Can government do a better job? One answer is that it can nudge people in a preferred direction, and that such nudges can have an even stronger (beneficial) effect than the nudgers expect. Testing that proposition has been a Nudge Unit embedded in the British government by the Conservative-Liberal Democrat coalition, whose head David Halpern has written a book called Inside the Nudge Unit, reviewed here in the Times Literary Supplement.
Auto-enrollment of employees into pension plans supposedly got an additional 5 million people to save for their pensions. Reduced carbon monoxide content in the natural gas used to heat ovens has resulted in a 30 percent drop in suicides (at least by inserting you head in an oven).

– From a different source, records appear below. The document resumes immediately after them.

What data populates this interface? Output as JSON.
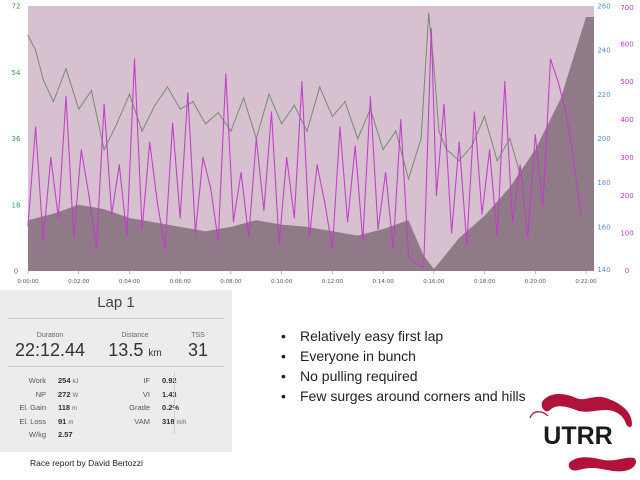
{
  "chart_data": {
    "type": "area",
    "x_ticks": [
      "0:00:00",
      "0:02:00",
      "0:04:00",
      "0:06:00",
      "0:08:00",
      "0:10:00",
      "0:12:00",
      "0:14:00",
      "0:16:00",
      "0:18:00",
      "0:20:00",
      "0:22:00"
    ],
    "left_axis": {
      "ticks": [
        "0",
        "18",
        "36",
        "54",
        "72"
      ],
      "range": [
        0,
        72
      ],
      "color": "#3c9a4a"
    },
    "right_axis_1": {
      "ticks": [
        "140",
        "160",
        "180",
        "200",
        "220",
        "240",
        "260"
      ],
      "range": [
        140,
        260
      ],
      "color": "#5a8ed0"
    },
    "right_axis_2": {
      "ticks": [
        "0",
        "100",
        "200",
        "300",
        "400",
        "500",
        "600",
        "700"
      ],
      "range": [
        0,
        700
      ],
      "color": "#c23ac9"
    },
    "series": [
      {
        "color": "#6e8a6a",
        "axis": "left",
        "x_minutes": [
          0,
          0.3,
          0.6,
          1,
          1.5,
          2,
          2.5,
          3,
          3.5,
          4,
          4.5,
          5,
          5.5,
          6,
          6.5,
          7,
          7.5,
          8,
          8.5,
          9,
          9.5,
          10,
          10.5,
          11,
          11.5,
          12,
          12.5,
          13,
          13.5,
          14,
          14.5,
          15,
          15.5,
          15.8,
          16,
          16.2,
          16.5,
          17,
          17.5,
          18,
          18.5,
          19,
          19.5,
          20,
          20.5,
          21,
          21.5,
          22
        ],
        "values": [
          64,
          60,
          52,
          46,
          55,
          44,
          49,
          33,
          40,
          48,
          38,
          45,
          50,
          44,
          46,
          40,
          43,
          38,
          47,
          36,
          48,
          40,
          45,
          38,
          50,
          42,
          46,
          36,
          44,
          33,
          38,
          25,
          36,
          70,
          56,
          38,
          33,
          30,
          34,
          42,
          30,
          36,
          24,
          28,
          22,
          19,
          21,
          28
        ]
      },
      {
        "color": "#c23ac9",
        "axis": "right_2",
        "x_minutes": [
          0,
          0.3,
          0.6,
          0.9,
          1.2,
          1.5,
          1.8,
          2.1,
          2.4,
          2.7,
          3,
          3.3,
          3.6,
          3.9,
          4.2,
          4.5,
          4.8,
          5.1,
          5.4,
          5.7,
          6,
          6.3,
          6.6,
          6.9,
          7.2,
          7.5,
          7.8,
          8.1,
          8.4,
          8.7,
          9,
          9.3,
          9.6,
          9.9,
          10.2,
          10.5,
          10.8,
          11.1,
          11.4,
          11.7,
          12,
          12.3,
          12.6,
          12.9,
          13.2,
          13.5,
          13.8,
          14.1,
          14.4,
          14.7,
          15,
          15.3,
          15.6,
          15.9,
          16.1,
          16.4,
          16.7,
          17,
          17.3,
          17.6,
          17.9,
          18.2,
          18.5,
          18.8,
          19.1,
          19.4,
          19.7,
          20,
          20.3,
          20.6,
          20.9,
          21.2,
          21.5,
          21.8
        ],
        "values": [
          120,
          380,
          80,
          300,
          140,
          460,
          90,
          320,
          200,
          60,
          440,
          150,
          280,
          90,
          560,
          110,
          340,
          180,
          60,
          390,
          140,
          470,
          100,
          300,
          220,
          80,
          520,
          130,
          260,
          90,
          350,
          160,
          420,
          70,
          300,
          140,
          500,
          90,
          280,
          180,
          60,
          380,
          130,
          330,
          80,
          460,
          110,
          260,
          60,
          400,
          40,
          20,
          10,
          640,
          200,
          440,
          100,
          340,
          70,
          420,
          150,
          320,
          90,
          500,
          130,
          280,
          90,
          360,
          170,
          560,
          500,
          420,
          300,
          150
        ]
      }
    ],
    "area": {
      "color": "#7a6270",
      "axis": "right_1",
      "x_minutes": [
        0,
        1,
        2,
        3,
        4,
        5,
        6,
        7,
        8,
        9,
        10,
        11,
        12,
        13,
        14,
        15,
        15.6,
        16,
        16.3,
        17,
        18,
        19,
        20,
        21,
        22
      ],
      "values": [
        163,
        166,
        170,
        168,
        164,
        162,
        160,
        158,
        160,
        163,
        161,
        160,
        158,
        156,
        159,
        163,
        147,
        141,
        145,
        155,
        165,
        178,
        195,
        218,
        255
      ]
    }
  },
  "lap": {
    "title": "Lap 1",
    "duration": {
      "label": "Duration",
      "value": "22:12.44"
    },
    "distance": {
      "label": "Distance",
      "value": "13.5",
      "unit": "km"
    },
    "tss": {
      "label": "TSS",
      "value": "31"
    },
    "left_metrics": [
      {
        "label": "Work",
        "value": "254",
        "unit": "kJ"
      },
      {
        "label": "NP",
        "value": "272",
        "unit": "W"
      },
      {
        "label": "El. Gain",
        "value": "118",
        "unit": "m"
      },
      {
        "label": "El. Loss",
        "value": "91",
        "unit": "m"
      },
      {
        "label": "W/kg",
        "value": "2.57",
        "unit": ""
      }
    ],
    "right_metrics": [
      {
        "label": "IF",
        "value": "0.92",
        "unit": ""
      },
      {
        "label": "VI",
        "value": "1.43",
        "unit": ""
      },
      {
        "label": "Grade",
        "value": "0.2%",
        "unit": ""
      },
      {
        "label": "VAM",
        "value": "318",
        "unit": "m/h"
      }
    ]
  },
  "bullets": [
    "Relatively easy first lap",
    "Everyone in bunch",
    "No pulling required",
    "Few surges around corners and hills"
  ],
  "caption": "Race report by David Bertozzi",
  "logo": {
    "text": "UTRR",
    "color": "#b0123a"
  }
}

Other, less exotic examples are mentioned by the TLS reviewer Alex Burghart. “They have used the power of social norms to persuade tardy taxpayers to cough up simply by telling them (truthfully) that most people have already done so, reaping millions upon millions of pounds of extra revenue. They have used ‘implementation intention’; to nudge tens of thousands of people into work by asking them what they are planning to do in the next fortnight, rather than what they have done in the previous one. And they have shown that you can boost pupils’ performance in tests simply by texting their parents two days in advance.”
These sound like great results, and perhaps replicable here and in other countries beyond Britain. But I think prudent readers will ask whether the alleged results of these policies have been accurately and fairly measured and ethical readers will wonder whether policymakers have crossed the boundary between maintaining freedom of choice and overpowering it.